Augusto Sardellone da oggi è direttore del pronto soccorso di Vasto a pieno titolo e non più da “facente funzioni” come negli ultimi tre anni. La nomina è arrivata con la delibera del direttore generale Mauro Palmieri a conclusione del concorso che lo ha visto vincitore.
«Dal momento in cui ha assunto la responsabilità dell’Unità operativa ha dato notevole impulso alla gestione delle patologie tempo dipendenti, in particolare è stato tra i promotori del percorso Stroke, garantendo l’accurata selezione dei pazienti eleggibili alla terapia trombolitica nei tempi previsti dalle linee guida e attivando in casi specifici la terapia interventistica nei centri Hub dedicati di Teramo e Pescara (a tutt’oggi vengono effettuati circa 30 casi l’anno).
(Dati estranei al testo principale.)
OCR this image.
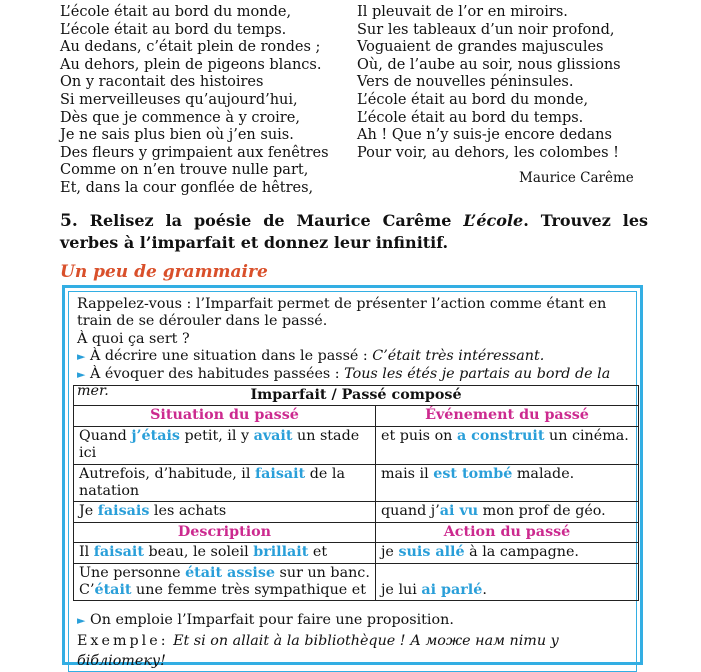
L’école était au bord du monde,
L’école était au bord du temps.
Au dedans, c’était plein de rondes ;
Au dehors, plein de pigeons blancs.
On y racontait des histoires
Si merveilleuses qu’aujourd’hui,
Dès que je commence à y croire,
Je ne sais plus bien où j’en suis.
Des fleurs y grimpaient aux fenêtres
Comme on n’en trouve nulle part,
Et, dans la cour gonflée de hêtres,
Il pleuvait de l’or en miroirs.
Sur les tableaux d’un noir profond,
Voguaient de grandes majuscules
Où, de l’aube au soir, nous glissions
Vers de nouvelles péninsules.
L’école était au bord du monde,
L’école était au bord du temps.
Ah ! Que n’y suis-je encore dedans
Pour voir, au dehors, les colombes !
Maurice Carême
5. Relisez la poésie de Maurice Carême L’école. Trouvez les verbes à l’imparfait et donnez leur infinitif.
Un peu de grammaire
Rappelez-vous : l’Imparfait permet de présenter l’action comme étant en train de se dérouler dans le passé.
À quoi ça sert ?
► À décrire une situation dans le passé : C’était très intéressant.
► À évoquer des habitudes passées : Tous les étés je partais au bord de la mer.	Imparfait / Passé composé	
Situation du passé	Événement du passé
Quand j’étais petit, il y avait un stade ici	et puis on a construit un cinéma.
Autrefois, d’habitude, il faisait de la natation	mais il est tombé malade.
Je faisais les achats	quand j’ai vu mon prof de géo.
Description	Action du passé
Il faisait beau, le soleil brillait et	je suis allé à la campagne.
Une personne était assise sur un banc. C’était une femme très sympathique et	je lui ai parlé.
► On emploie l’Imparfait pour faire une proposition.
Exemple: Et si on allait à la bibliothèque ! А може нам піти у бібліотеку!
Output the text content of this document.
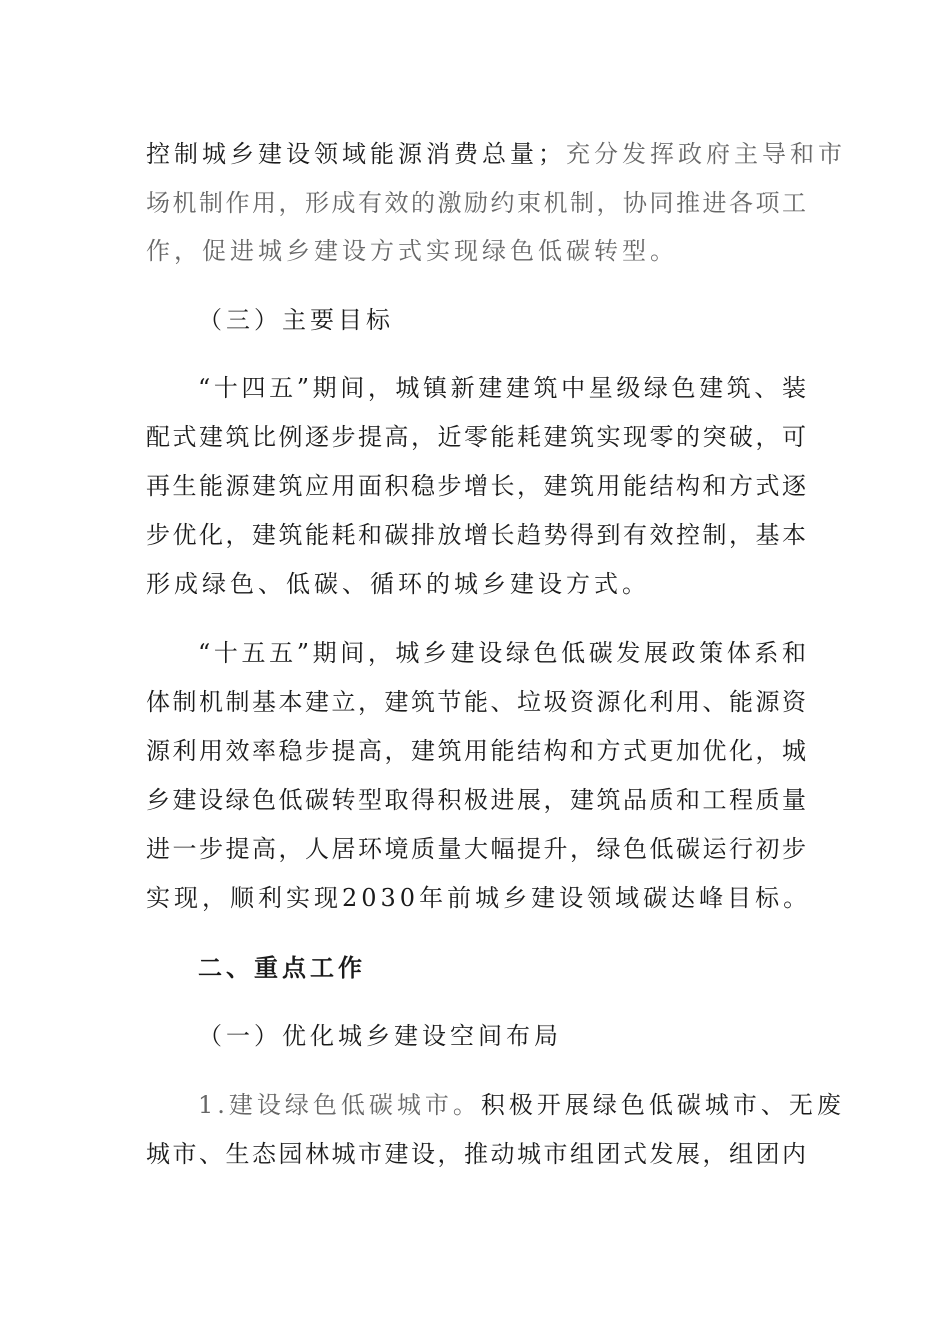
控制城乡建设领域能源消费总量；充分发挥政府主导和市
场机制作用，形成有效的激励约束机制，协同推进各项工
作，促进城乡建设方式实现绿色低碳转型。
（三）主要目标
“十四五”期间，城镇新建建筑中星级绿色建筑、装
配式建筑比例逐步提高，近零能耗建筑实现零的突破，可
再生能源建筑应用面积稳步增长，建筑用能结构和方式逐
步优化，建筑能耗和碳排放增长趋势得到有效控制，基本
形成绿色、低碳、循环的城乡建设方式。
“十五五”期间，城乡建设绿色低碳发展政策体系和
体制机制基本建立，建筑节能、垃圾资源化利用、能源资
源利用效率稳步提高，建筑用能结构和方式更加优化，城
乡建设绿色低碳转型取得积极进展，建筑品质和工程质量
进一步提高，人居环境质量大幅提升，绿色低碳运行初步
实现，顺利实现2030年前城乡建设领域碳达峰目标。
二、重点工作
（一）优化城乡建设空间布局
1.建设绿色低碳城市。积极开展绿色低碳城市、无废
城市、生态园林城市建设，推动城市组团式发展，组团内
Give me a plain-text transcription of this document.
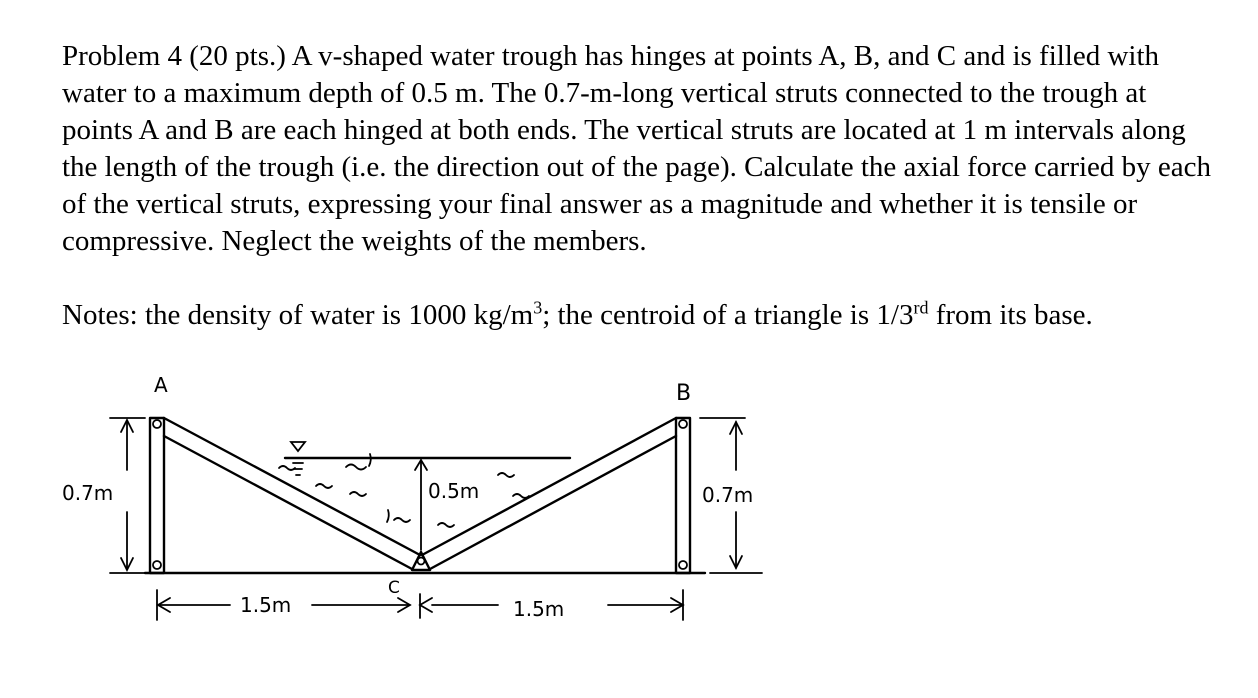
Problem 4 (20 pts.) A v-shaped water trough has hinges at points A, B, and C and is filled with water to a maximum depth of 0.5 m. The 0.7-m-long vertical struts connected to the trough at points A and B are each hinged at both ends. The vertical struts are located at 1 m intervals along the length of the trough (i.e. the direction out of the page). Calculate the axial force carried by each of the vertical struts, expressing your final answer as a magnitude and whether it is tensile or compressive. Neglect the weights of the members.

Notes: the density of water is 1000 $kg/m^3$; the centroid of a triangle is 1/3rd from its base.
0.5m
A	B
C
0.7m	0.7m
1.5m	1.5m
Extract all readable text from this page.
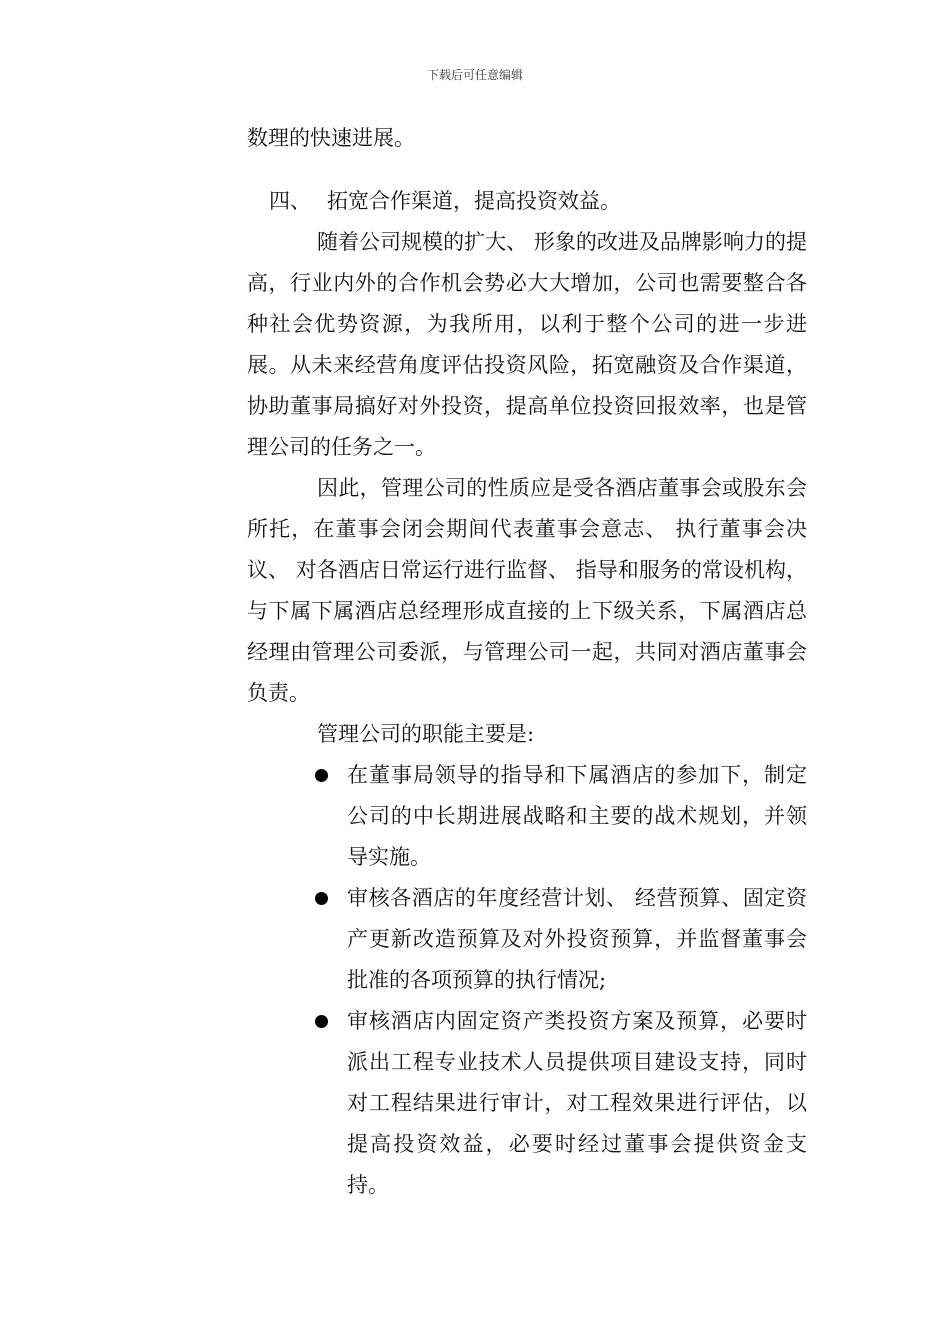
下载后可任意编辑

数理的快速进展。

四、 拓宽合作渠道，提高投资效益。

随着公司规模的扩大、 形象的改进及品牌影响力的提高，行业内外的合作机会势必大大增加，公司也需要整合各种社会优势资源，为我所用，以利于整个公司的进一步进展。从未来经营角度评估投资风险，拓宽融资及合作渠道，协助董事局搞好对外投资，提高单位投资回报效率，也是管理公司的任务之一。

因此，管理公司的性质应是受各酒店董事会或股东会所托，在董事会闭会期间代表董事会意志、 执行董事会决议、 对各酒店日常运行进行监督、 指导和服务的常设机构，与下属下属酒店总经理形成直接的上下级关系，下属酒店总经理由管理公司委派，与管理公司一起，共同对酒店董事会负责。

管理公司的职能主要是:

在董事局领导的指导和下属酒店的参加下，制定公司的中长期进展战略和主要的战术规划，并领导实施。
审核各酒店的年度经营计划、 经营预算、固定资产更新改造预算及对外投资预算，并监督董事会批准的各项预算的执行情况;
审核酒店内固定资产类投资方案及预算，必要时派出工程专业技术人员提供项目建设支持，同时对工程结果进行审计，对工程效果进行评估，以提高投资效益，必要时经过董事会提供资金支持。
Tale collaborazione è estesa anche alla gestione degli ictus emorragici», spiega in una nota la Asl Lanciano Vasto Chieti.

«Non secondario il rapporto instaurato con la Medicina d’urgenza di Termoli, presidio sprovvisto di specialisti neurologi: è stato Sardellone a creare una corsia preferenziale di accesso in pronto soccorso per i pazienti provenienti da tale presidio affetti da problemi neurologici acuti, che resta attiva h 24 ed è stata strutturata per consentire anche ai pazienti del Basso Molise di accedere alla rete Stroke e ai trattamenti specialistici idonei».
«Stesso impegno nel percorso Stemi, il protocollo di emergenza-urgenza sanitaria attivato quando una persona è colpita da un attacco cardiaco grave, gestito in collaborazione con l’Emodinamica di Chieti. Inoltre, il neo primario ha sviluppato comprovata esperienza nella gestione del paziente politraumatizzato e nel rapido inquadramento clinico e strumentale, con mantenimento delle funzioni vitali anche facendo ricorso a pratiche interventistiche. Coautore di numerose linee guida per la Asl 02 nell’ambito dell’emergenza urgenza e profondo conoscitore della sanità abruzzese e in particolare del territorio vastese, è stato in prima linea nella gestione del Covid19 favorendo la realizzazione strutturale nell’ospedale San Pio del percorso specifico dedicato per la gestione delle patologie infettive».

«Nell’ambito del dipartimento di Emergenza diretto da Emmanuele Tafuri ha contribuito alla stesura delle linee guida per il sovraffollamento e per i percorsi preferenziali e diretti al singolo specialista per le urgenze minori, i cosiddetti Fast Track; inoltre è tra i primi in Italia ad aver promosso la presenza costante di un team geriatrico all’interno del pronto soccorso, con valutazione e presa in carico del paziente anziano fragile».
«Oltre alle felicitazioni per il raggiungimento di un traguardo a lungo desiderato – sottolinea Palmieri – al neo primario ho chiesto di tenere alto l’impegno come ha fatto in questi anni. È un professionista capace di fronteggiare anche situazioni molto critiche, e in un ospedale come quello di Vasto, città turistica e in area di confine, abbiamo bisogno di un pronto soccorso efficiente anche a fronte di un numero elevato di accessi».